The Cubs have a plus-171 run differential at a time when the Boston Red Sox are listed second in that category at plus-83. The Cubs have a 2.31 rotation ERA that is almost a full run lower than the second-ranked New York Mets and their vaunted starters.
The Cubs have nine players on their active roster who are 26 years old or younger - meaning all those hitting prospects can't make it to Wrigley Field — and the bullpen is an obvious area to upgrade.
Plus — you know — the century-and-counting World Series title drought. Why not go for it at the trade deadline, acquire a game-changing reliever (or two) and leave as little as possible to chance in the playoffs?
"I wouldn't state anything quite that aggressively," general manager Jed Hoyer said Monday before the Cubs renewed their rivalry with the Cardinals. "But there's no doubt we're going to spend the next 40 days before the deadline trying to evaluate where we are.
"We want to address the weaknesses that we have. That's something that we talk about all the time — not only addressing the weaknesses you have — but also thinking about where those things can come up. We always talk about trying to be ahead of the next thing that can go wrong."
The New York Yankees went into spring training planning to keep Dellin Betances, Andrew Miller and Aroldis Chapman together — and then see where the team is at in July and if it would force the franchise's first sell-off in a generation.
Adam Warren — the swingman acquired from New York in the Starlin Castro trade — has allowed eight of 20 inherited runners to score and seen his ERA rise to 4.56 (after giving up zero earned runs in his first eight appearances with the Cubs).
Left-handed hitters are putting up a .924 OPS against lefty Clayton Richard (7.50 ERA).
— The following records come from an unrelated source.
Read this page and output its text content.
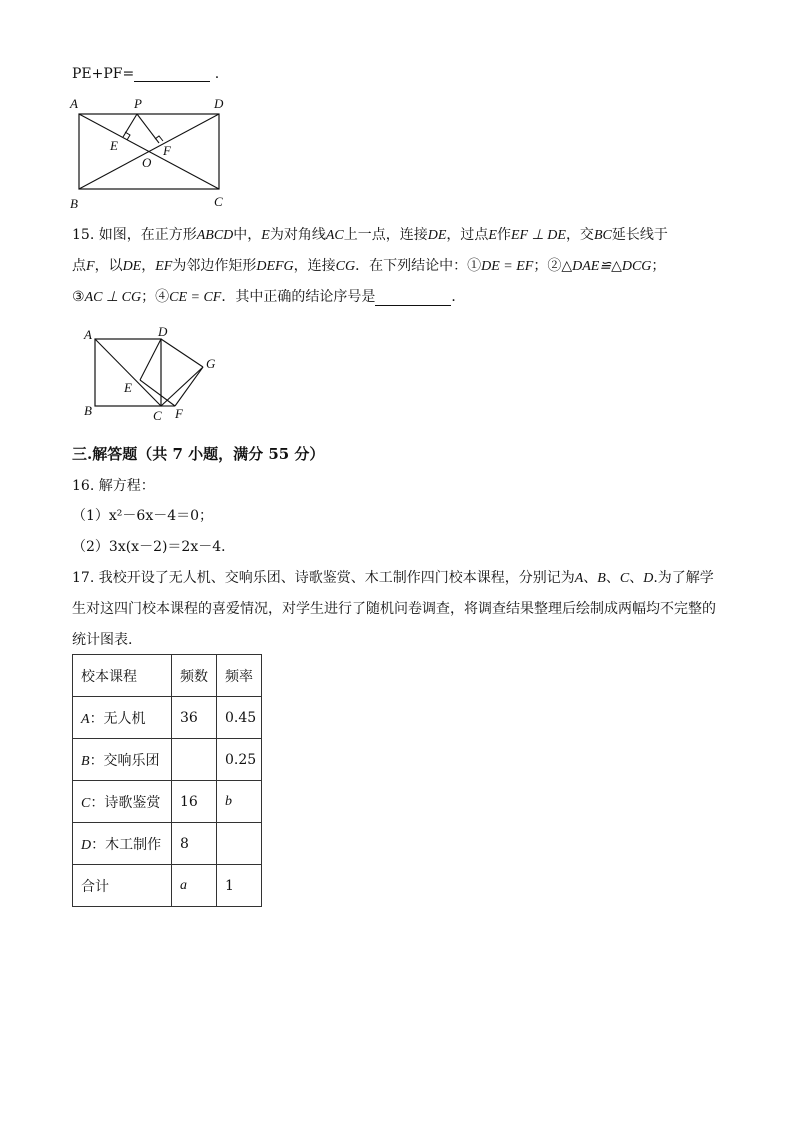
PE+PF=	.
A	P	D
E	F
O
B	C
15. 如图，在正方形ABCD中，E为对角线AC上一点，连接DE，过点E作EF ⊥ DE，交BC延长线于
点F，以DE，EF为邻边作矩形DEFG，连接CG．在下列结论中：①DE = EF；②△DAE≌△DCG；
③AC ⊥ CG；④CE = CF．其中正确的结论序号是	．
A	D
G
E
B	C F
三.解答题（共 7 小题，满分 55 分）
16. 解方程：
（1）x²－6x－4＝0；
（2）3x(x－2)＝2x－4．
17. 我校开设了无人机、交响乐团、诗歌鉴赏、木工制作四门校本课程，分别记为A、B、C、D.为了解学
生对这四门校本课程的喜爱情况，对学生进行了随机问卷调查，将调查结果整理后绘制成两幅均不完整的
统计图表.
校本课程	频数	频率
A：无人机	36	0.45
B：交响乐团		0.25
C：诗歌鉴赏	16	b
D：木工制作	8	
合计	a	1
Justin Grimm (4.81 ERA) hasn't taken that step forward into being a trusted late-inning reliever yet.
Setup guy Pedro Strop has made 200-plus appearances in a Cubs uniform since coming over from the Baltimore Orioles in the Jake Arrieta trade in the middle of the 2013 season. Closer Hector Rondon is a Tommy John survivor who missed almost three seasons in the Cleveland Indians system before the Cubs grabbed him in the Rule 5 draft at the 2012 winter meetings.
"It's something you constantly address," Hoyer said. "There are probably 30 teams in baseball right now that at some level are talking about one or two members of their bullpen. That's just kind of the nature of the way pitching is today with 12 and 13-man staffs.
"But there's no doubt we have some guys that pitched great baseball for us last year at the end of the season that are scuffling a little bit. It's just our job to get those guys back on track. I don't think you lose faith in them, especially when you see them go out and dominate in the postseason."
Maybe Joe Nathan makes a comeback after his second Tommy John procedure and becomes a great story in October. The Cubs did catch lightning in a bottle last year with Richard (acquired midseason from Pittsburgh's Triple-A affiliate for a dollar) and Trevor Cahill (who signed a minor-league contract last August).
Maybe the Cubs don't feel like they have to pay top dollar and buy a brand-name reliever. But if you're already looking for where things could go wrong during this magical season, the bullpen would be a good place to start.
"You have faith in those guys," Hoyer said. "It's the nature of bullpens in general — just like a lineup — (where) you rarely have everyone clicking on all cylinders. You have some guys that are usually pitching better than others. The difference in bullpens is it's a lot of high-leverage situations. (But) if one guy's struggling at the plate, it might go unnoticed.
"We'll get those guys back on track. Obviously, we're aware of it. Hopefully, we'll get those guys going sooner rather than later."